La húmeda caja gris de cartón. SÁMSARA

Estaba replegada sobre sí misma, con sus brazos abrazando sus propias piernas y la cabeza recostada sobre sus rodillas. Se sentía abatida por la soledad y se imaginaba abandonada en el fondo de una húmeda caja gris de cartón.

La soledad era un sentimiento que la embargaba profundamente y secuestraba su ánimo. Era como si una mina oscura, profunda y desoladora discurriera por debajo de sus pies y, en cualquier momento, pudiera abrirse para tragársela.

No encontraba un solo momento de paz y armonía, al sentirse tan abandonada y sola en su lúgubre y triste vida. No pocas veces había pensado en acabar con todo y dejarse a su suerte, bajar los brazos y dejar de luchar, pero siempre venían a su mente sus seres queridos. No podía dejarlos ahí, sufriendo.

Pero, por otro lado, ella no encontraba salida. No sabía cómo salir de esa vida gris, decadente y sin futuro. No veía cuál era el siguiente paso, ni se imaginaba un día siguiente en el que volviera a sentir el esplendor del amor, la dicha y la ilusión por vivir.

Se sentía abandonada por la vida, un cero a la izquierda para sus guías y referentes. Incluso, cuando miraba en su interior, cerrando los ojos en busca de la figura de Jesús de Nazaret, con quien tantas veces se había consolado, sentía ese abandono. Ya no encontraba el calor que otras veces había sentido, cuando le rezaba íntimamente, en las noches oscuras.

Sus amigos, aunque la querían, apreciaban y estimaban, tenían sus vidas, y ella no quería molestarles. Cuando disfrutaba de su compañía, ella se sentía feliz, pero duraba unas horas. Luego, cada uno volvía a su casa y ella volvía a sentirse asolada por el silencio y la carcoma de la soledad volvía, lacerante, hiriente, a roerle el alma.

Así se sentía ella, abandonada, como en una húmeda caja gris de cartón. Y nada podía hacer para no sentirse así. Miraba a su alrededor y no veía a nadie. Solo un espacio gris y húmedo. Inspiró, levantando la cabeza, cogiendo una bocanada de aire frío y denso. Expiró lanzando el aire cálido que salía de ella. Volvió a repetir varias veces. Inspiraba el aire frío y denso y expiraba el aire cálido y ligero.

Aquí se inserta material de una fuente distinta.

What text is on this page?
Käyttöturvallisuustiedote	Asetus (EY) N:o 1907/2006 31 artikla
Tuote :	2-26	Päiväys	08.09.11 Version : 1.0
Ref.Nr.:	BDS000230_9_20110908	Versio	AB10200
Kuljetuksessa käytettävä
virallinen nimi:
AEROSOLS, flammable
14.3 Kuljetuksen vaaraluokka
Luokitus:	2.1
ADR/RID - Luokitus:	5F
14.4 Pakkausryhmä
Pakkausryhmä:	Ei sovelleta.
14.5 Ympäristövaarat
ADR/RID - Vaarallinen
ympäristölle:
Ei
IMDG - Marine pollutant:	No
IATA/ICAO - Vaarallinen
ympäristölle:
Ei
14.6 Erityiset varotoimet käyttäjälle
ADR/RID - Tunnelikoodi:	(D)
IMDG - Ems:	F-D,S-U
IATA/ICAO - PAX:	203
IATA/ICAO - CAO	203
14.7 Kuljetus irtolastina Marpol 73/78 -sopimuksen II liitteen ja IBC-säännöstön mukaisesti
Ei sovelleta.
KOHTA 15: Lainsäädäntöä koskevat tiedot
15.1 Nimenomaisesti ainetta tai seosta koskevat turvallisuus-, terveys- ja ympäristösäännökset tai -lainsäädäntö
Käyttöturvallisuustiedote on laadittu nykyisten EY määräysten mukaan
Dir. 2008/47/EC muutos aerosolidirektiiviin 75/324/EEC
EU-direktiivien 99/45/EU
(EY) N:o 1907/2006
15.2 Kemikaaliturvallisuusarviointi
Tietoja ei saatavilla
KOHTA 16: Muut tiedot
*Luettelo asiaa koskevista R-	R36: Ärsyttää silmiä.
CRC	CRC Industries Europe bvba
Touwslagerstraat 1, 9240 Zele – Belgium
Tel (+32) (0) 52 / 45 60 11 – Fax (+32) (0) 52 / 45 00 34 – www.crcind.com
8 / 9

Y se dio cuenta. Estaba sola, pero era la dueña de su soledad. Se sentía abandonada, pero ella podía confortarse y acompañarse. La simple idea le dio un punto de esperanza. Quizás, esa soledad era su nuevo imperio, su nuevo hogar, el lugar donde ella podría ser la Diosa. La dueña única de su húmeda caja gris de cartón.

Se irguió y observó sus nuevos dominios, la realidad los mostraba desoladores, pero era el lugar al que ella debería adaptarse. El lugar donde adaptarse sin reservas, el lugar donde le correspondería cumplir sus funciones y lograr esa vida llena de satisfacciones.

Se dio cuenta de que debía renunciar a huir de esa soledad y de las situaciones que ahora le correspondía vivir. Creer que la felicidad la iba a encontrar acompañada de las personas, de la gente, fuera de su interior, era una falsa ilusión.

Sintió, de repente, claridad. Debía vivir ahí, aspirando aire frío y denso y exhalando aire cálido y ligero. Debía adaptarse ahí, a su húmeda caja gris de cartón, que sería ahora una preciosa sala dorada y cálida donde morar su nueva vida, desarrollarse y ser finalmente libre. Su querido Jesús le hizo un guiño y ella sintió su calor.